Julie Rozman, the curator of "Yoko Ono Fan Club", believes that the exhibit is both visually and conceptually engaging.

"The result is to raise questions about the boundary between art and not-art, to trouble the way we like to draw a line between art and life." Rozman said.

Despite the titling of the show, Yoko Ono is only one of the artists who contribute to the exhibition.

Artists from around the world were invited to send their work to Buffalo to be put in front of the artistic jury. The best submissions are now on display, many of which hail from Western New York.

One of the most captivating installations was "Wish Piece II (mending), after Yoko Ono" by Marissa Lehner, an artist working and teaching in Buffalo.

The audience walked around the hanging sculptures, mesmerized by the fine strings that connected them all. Audience members were encouraged to become part of the art by moving the strings that held the pieces together. Throughout the evening, certain elements of the work were isolated. The connections were then rebuilt again.

"Fluxus is totally new to me," Lehner said. "When I saw the call for work, I just started to research it a little bit and I immediately connected with this idea of a piece having an instruction or a baseline for which the audience or participants would become a part of the piece and have a hand in that."

The velocity of the exhibition grew as the evening progressed. The audience members launched balloons across the room, they fixed gloves atop empty bottles on the snack tables and eventually, became the art itself.

Mitchell Krumm, a freshman studying fine art, noted that exhibition filled the room.

"I love how the whole room is used," Krumm said "There's no space, even though it's a huge room. I just think every artist used the space from the ceiling down."

Among the scattered objects and the food-turned-art were substantial, pre-made pieces.

Located in the center of the room was a computer loaded with WChess 2000 Online, installed by the artist Devin Wilson; a sign read "Please play! Games are stored online, and may take a moment to load."

Behind Wilson's installation stood a piece that resembled a carnival game - the audience was invited to take a water pistol and shoot down toys from a shelf.

The room was an emblem of chaotic order.

"Interaction is embedded in Fluxus," Rozman said. "Being in a gallery and being invited to do something, touch something, can be a big surprise. You get engaged in a very immediate, corporeal way; you're allowed to have fun...For this kind of art, the participation is meant to become part of the piece."

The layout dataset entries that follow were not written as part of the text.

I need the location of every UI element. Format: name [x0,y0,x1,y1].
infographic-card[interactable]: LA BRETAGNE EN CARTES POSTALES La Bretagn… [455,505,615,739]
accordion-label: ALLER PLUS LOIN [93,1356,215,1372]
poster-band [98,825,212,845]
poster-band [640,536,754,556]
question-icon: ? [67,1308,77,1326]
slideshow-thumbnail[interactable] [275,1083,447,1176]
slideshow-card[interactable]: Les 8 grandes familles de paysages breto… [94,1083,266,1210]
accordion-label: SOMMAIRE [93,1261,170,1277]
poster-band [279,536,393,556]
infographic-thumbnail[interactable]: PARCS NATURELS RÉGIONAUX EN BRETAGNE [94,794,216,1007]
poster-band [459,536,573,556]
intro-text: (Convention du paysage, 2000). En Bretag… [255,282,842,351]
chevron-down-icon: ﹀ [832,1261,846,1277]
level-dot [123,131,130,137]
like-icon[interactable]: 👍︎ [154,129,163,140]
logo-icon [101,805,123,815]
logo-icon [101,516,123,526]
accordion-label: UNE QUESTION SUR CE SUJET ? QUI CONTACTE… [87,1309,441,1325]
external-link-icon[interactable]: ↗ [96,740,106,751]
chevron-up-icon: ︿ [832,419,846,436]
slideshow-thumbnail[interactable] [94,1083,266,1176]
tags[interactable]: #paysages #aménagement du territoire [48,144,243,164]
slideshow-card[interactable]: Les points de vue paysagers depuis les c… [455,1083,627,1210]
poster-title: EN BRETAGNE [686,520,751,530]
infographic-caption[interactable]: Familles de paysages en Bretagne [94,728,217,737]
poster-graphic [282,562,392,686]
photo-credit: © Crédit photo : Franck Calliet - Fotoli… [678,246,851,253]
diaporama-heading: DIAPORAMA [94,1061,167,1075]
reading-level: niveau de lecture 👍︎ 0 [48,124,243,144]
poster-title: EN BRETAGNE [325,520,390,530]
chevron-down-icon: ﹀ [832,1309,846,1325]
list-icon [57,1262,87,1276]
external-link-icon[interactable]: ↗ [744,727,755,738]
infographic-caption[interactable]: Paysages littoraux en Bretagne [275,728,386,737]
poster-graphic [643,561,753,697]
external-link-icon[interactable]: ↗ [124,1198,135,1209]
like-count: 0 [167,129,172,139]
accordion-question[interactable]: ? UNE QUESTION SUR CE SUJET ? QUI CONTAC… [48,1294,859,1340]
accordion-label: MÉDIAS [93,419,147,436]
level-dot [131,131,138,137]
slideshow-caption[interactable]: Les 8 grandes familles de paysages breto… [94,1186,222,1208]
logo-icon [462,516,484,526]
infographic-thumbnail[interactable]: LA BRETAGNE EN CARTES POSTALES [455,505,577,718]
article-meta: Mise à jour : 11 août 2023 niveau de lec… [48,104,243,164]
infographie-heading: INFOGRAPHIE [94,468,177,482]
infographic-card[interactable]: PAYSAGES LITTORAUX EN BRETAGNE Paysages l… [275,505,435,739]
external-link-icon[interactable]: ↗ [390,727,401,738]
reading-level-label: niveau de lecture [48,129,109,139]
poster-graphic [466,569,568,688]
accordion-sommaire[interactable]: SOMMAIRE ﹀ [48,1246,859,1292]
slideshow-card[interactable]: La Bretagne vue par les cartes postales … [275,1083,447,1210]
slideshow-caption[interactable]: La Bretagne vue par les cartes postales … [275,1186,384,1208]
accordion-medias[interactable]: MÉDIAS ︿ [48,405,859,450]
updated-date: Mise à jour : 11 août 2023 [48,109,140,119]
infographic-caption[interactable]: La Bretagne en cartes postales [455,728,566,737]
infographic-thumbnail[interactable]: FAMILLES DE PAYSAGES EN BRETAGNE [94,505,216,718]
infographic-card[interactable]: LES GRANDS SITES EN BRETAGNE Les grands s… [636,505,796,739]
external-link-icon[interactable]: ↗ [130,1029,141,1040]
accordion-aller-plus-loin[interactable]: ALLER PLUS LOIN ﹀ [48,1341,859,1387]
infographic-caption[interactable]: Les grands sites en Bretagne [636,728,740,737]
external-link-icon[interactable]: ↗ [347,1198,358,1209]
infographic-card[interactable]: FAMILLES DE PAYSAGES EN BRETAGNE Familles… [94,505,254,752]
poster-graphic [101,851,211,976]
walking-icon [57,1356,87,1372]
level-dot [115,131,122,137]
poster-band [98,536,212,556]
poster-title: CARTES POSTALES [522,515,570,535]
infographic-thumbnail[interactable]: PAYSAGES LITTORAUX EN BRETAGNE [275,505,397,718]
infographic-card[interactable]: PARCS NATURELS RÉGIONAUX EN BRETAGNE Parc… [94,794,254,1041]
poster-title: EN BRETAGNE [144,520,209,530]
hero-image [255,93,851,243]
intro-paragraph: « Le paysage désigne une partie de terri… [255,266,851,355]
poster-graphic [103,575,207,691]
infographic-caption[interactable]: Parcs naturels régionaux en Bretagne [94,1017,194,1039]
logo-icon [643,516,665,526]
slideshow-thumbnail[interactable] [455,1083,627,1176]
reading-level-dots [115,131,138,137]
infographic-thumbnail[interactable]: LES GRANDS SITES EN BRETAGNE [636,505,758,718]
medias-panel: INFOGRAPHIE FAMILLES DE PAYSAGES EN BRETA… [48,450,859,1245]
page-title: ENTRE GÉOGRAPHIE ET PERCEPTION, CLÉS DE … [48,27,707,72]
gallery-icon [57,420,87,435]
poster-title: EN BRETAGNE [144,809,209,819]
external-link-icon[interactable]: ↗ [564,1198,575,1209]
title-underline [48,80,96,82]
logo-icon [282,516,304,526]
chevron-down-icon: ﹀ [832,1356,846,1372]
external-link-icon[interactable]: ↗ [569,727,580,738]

The boundaries between art and non-art are being broken; Fluxus is serious, but its experience is fun.

Although the exhibits were separate, the art and the artists created a room that worked together in unison. There was no standout piece, but the exhibition as a whole stood out from the mundane preconception of an art gallery.

"Installations have some kind of lifespan to them," Lehner said. "They go up and then they come down ... I always love this idea that they're like nature and they evolve."

The room evolved as one.

"I like it as a space - you walk around and it's informal," said Chase Conatser, a senior English major. "The artwork is at a conceptual and inviting level, so you can interact with the space how you'd like and enjoy it."

The exhibition will run in the CFA until March 29, when there will be a closing performance. Performances will include scores and work from Wooden Cities and BuffFluxus.

Like the string that connects Lehner's sculptures, each audience member will take a different course throughout the lifespan of the exhibition.

Fluxus is there to be molded and played with - go play.